Reputation: 185
My group recently migrated from classic to New Google Sites. There were many things I was doing with classic sites and/or apps script's Sites Service I can't do anymore since new sites and apps script aren't integrated.
I would like the ability to scrape content from our internal sites pages using UrlFetchApp; however, running the code below (as a user with access to the sites page I'd like to scrape), returns the Google sign-in page, not the page's content.
Is it possible to scrape the group's internal Google Site using UrlFetchApp?
function myFunction() {
var txt = UrlFetchApp.fetch("https://sites.google.com/a/domain.com/home").getContentText();
Logger.log(txt);
}
Which returns....
Logging output too large. Truncating output.
<!DOCTYPE html>
<html lang="en">
<head>
<meta charset="utf-8">
<meta content="width=300, initial-scale=1" name="viewport">
<meta name="google-site-verification" content="LrdTUW9psUAMbh4Ia074-BPEVmcpBxF6Gwf0MSgQXZs">
<title>Sign in - Google Accounts</title>
<style>
@font-face {
font-family: 'Open Sans';
font-style: normal;
font-weight: 300;
src: url(//fonts.gstatic.com/s/opensans/v15/mem5YaGs126MiZpBA-UN_r8OUuhs.ttf) format('truetype');
}
Upvotes: 0
Views: 488
Reputation: 7597
I appreciate your question is quite old now, but just to confirm, no you can't scrape Google Sites using Apps Script. It's infuriating that Google still hasn't implemented an API for Sites.

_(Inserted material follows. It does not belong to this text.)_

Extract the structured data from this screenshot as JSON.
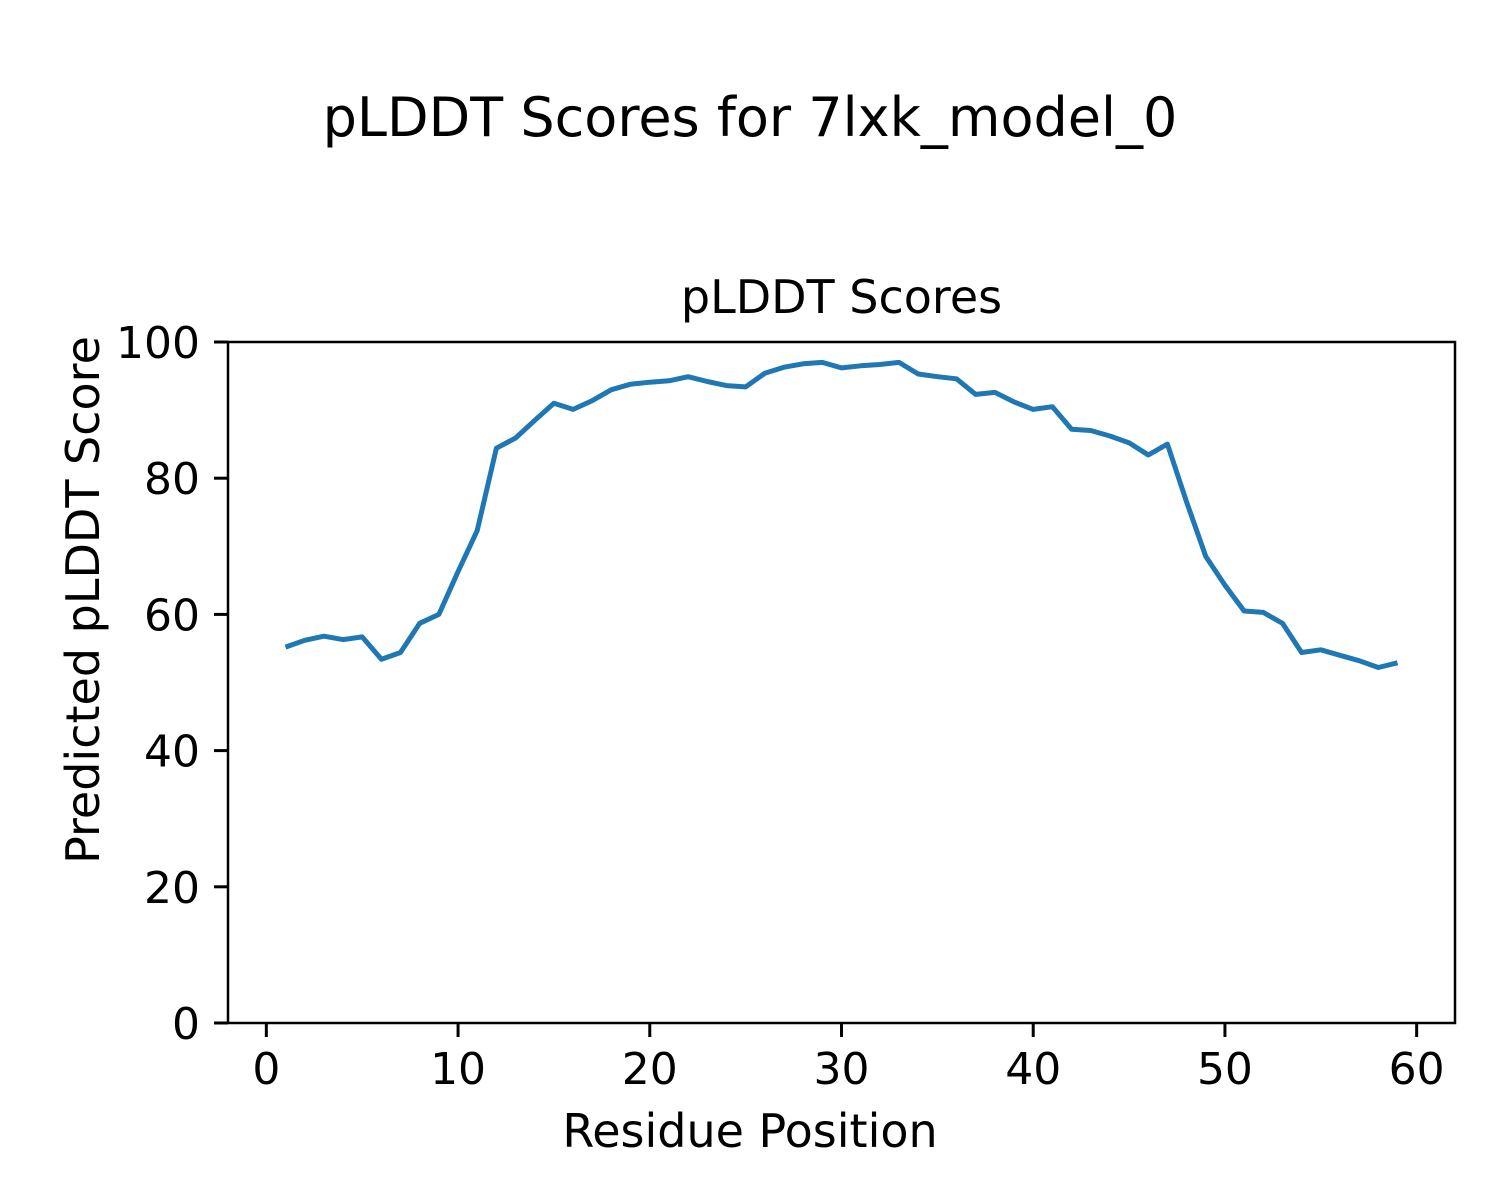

In your example code, you're not passing in any authorisation so the UrlFetchApp
call is effectively 'anonymous', which wouldn't necessarily work in any case. However, even if you pass in a valid authorisation header, it won't work. For example:
let url = "https://sites.google.com/YOUR_SITE";
let opts = {
method: "get",
headers: { Authorization: `Bearer ${ScriptApp.getOAuthToken()}`}
};
let resp = UrlFetchApp.fetch(url, opts);
console.log(resp.getContentText());
It's disappointing.
Upvotes: 0